5 Comparison of Flux Measurements
To calculate the counts from Uranus alone, we subtracted the mean of the FoV distribution from the total number of photons on Uranus. For the ACIS observations, we calculated fluxes by using the energies of the detected photons in the range 500–1,200 eV. For the November 12, 2017 HRC observation we assumed the median photon energy from the ACIS observations (0.743 keV). We took the total energy combined from the photons and divided this by the observation time and instrument effective area at the median photon energy. We validated these calculated fluxes against the NASA HEASARC Tool (https://heasarc.gsfc.nasa.gov/cgi-bin/Tools/w3pimms/w3pimms.pl) with an astrophysical thermal plasma emission code (APEC) model (Smith et al., 2001). To identify a suitable temperature for the APEC model, we fitted spectra from Jupiter's equator during comparable intervals of solar activity and solar X-ray irradiance, as measured by the GOES spacecraft (see the supporting information for details).

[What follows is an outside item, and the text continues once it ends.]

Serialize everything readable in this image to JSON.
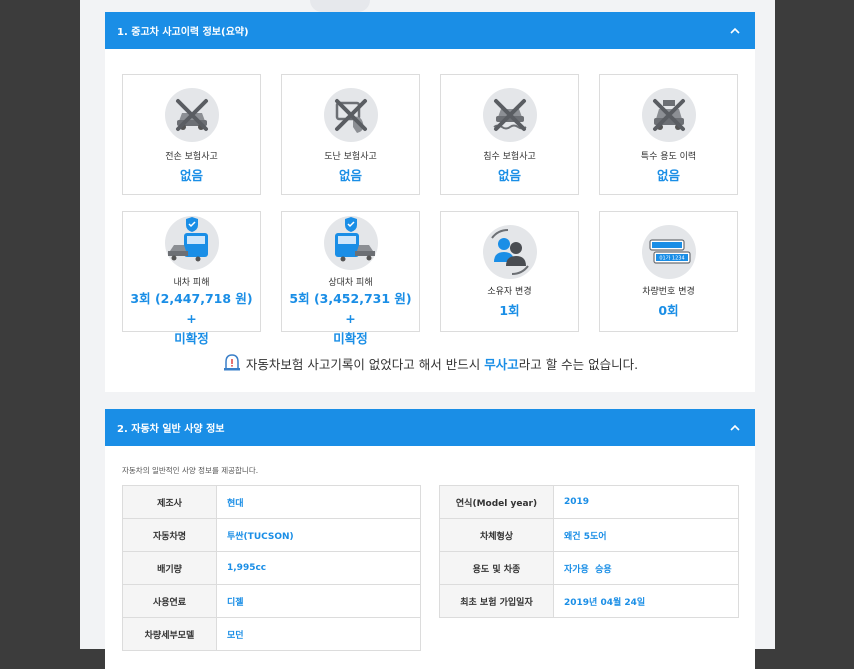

This provided APEC models with temperatures of 0.3 keV for the August 2002 ACIS observation and 0.19 keV for the November 2017 observation. Fluxes retrieved from both methods are shown in Table 3. We also note that converting the count-rate from the 5-photon ACIS observation should lead to a Chandra HRC detected photon count of between 13 and 18 photons (depending on the energy range and chosen model), in good agreement with the November 12, 2017 observation but in poor agreement with the November 11, 2017 observation.
|Observation||ACIS August 7, 2002||HRC November 12, 2017|
|Counts with Poisson Errors||4.8 ± 2.2||6.0 ± 2.5|
|Counts/s||1.6 ± 0.7 × 10−4||2.4 ± 1 × 10−4|
|Flux from observation (assuming the ACIS median energy for HRC) (erg/cm2/s)||5.7 ± 2.4 × 10−16||1.5 ± 0.7 × 10−15|
|Flux from observations using PIMMS with an APEC model (erg/cm2/s)||4 ± 1.7 × 10−15 (0.5–1.2 keV)||2.3 ± 1 × 10−15 (0.2–10 keV)|
|Scattered solar flux from Uranus given an albedo of 0.01 (erg/cm2/s)||4 × 10−16||2 × 10−16|
|Scattered solar flux from Uranus given an albedo of 0.001 (erg/cm2/s)||4 × 10−17||2 × 10−17|
- These are compared with a scattered solar emission from Uranus assuming the upper (0.01) and lower (0.001) limits of Jupiter and Saturn's X-ray albedo (Cravens et al., 2006).
- Abbreviations: ACIS, Advanced CCD Imaging Spectrometer; APEC, astrophysical thermal plasma emission code; HRC, High Resolution Camera.
For Uranus, Ness and Schmitt (2000) calculated a 95% confidence upper limit of 5.7 × 10−15 erg/cm2/s, while Cravens et al. (2006) used models for atmospheric scattering to calculate an emission from Uranus of 1.3 × 10−16 erg/cm2/s. The fluxes measured for both the ACIS and November 12, 2017 HRC observations fall between the Ness and Schmitt (2000) limits and Cravens et al. (2006) predictions.
To determine how much of the observed flux is the result of scattered solar emission, we took solar X-ray fluxes measured by the GOES Soft X-ray Imager at 1 AU (see supporting information) and propagated these back to the Sun. Using the PIMMS tool, we converted from the GOES energy band of 1.55–12.4 keV to the Chandra ACIS (HRC) band of 0.5–1.2 keV (0.2–10 keV). We do this assuming an APEC model with a solar abundance and the temperatures of 0.3 and 0.19 keV for the ACIS and HRC observation respectively (see supporting information for details). The resulting fluxes were then propagated to Uranus. The X-ray albedo for Jupiter and Saturn are between 0.001 and 0.01 for photons with energy of 0.5–1.0 keV (Cravens et al., 2006), we therefore applied these as lower and upper albedo limits for the X-ray emission reflected from Uranus.
For the August 2002 ACIS observation, this gives an upper (lower) detected flux of 4 × 10−16 (10−17) erg/cm2/s, while for the November 2017 HRC observation, this gives a detected upper (lower) flux of between 2 × 10−16 (10−17) erg/cm2/s. We note that this value is sensitive to the chosen temperature of the APEC model. A lower temperature model shifts the majority of the emission to lower energies, meaning that the GOES fluxes are measurements of a higher energy tail of the distribution. This means that an under-estimated plasma temperature leads to an over-estimated flux, while an over-estimated temperature leads to an under-estimated flux. We also note that the flux from the GOES data above 1.5 keV is fitting the high energy tail of a solar APEC model. The majority of the emission from a solar APEC model is below 1.35 keV.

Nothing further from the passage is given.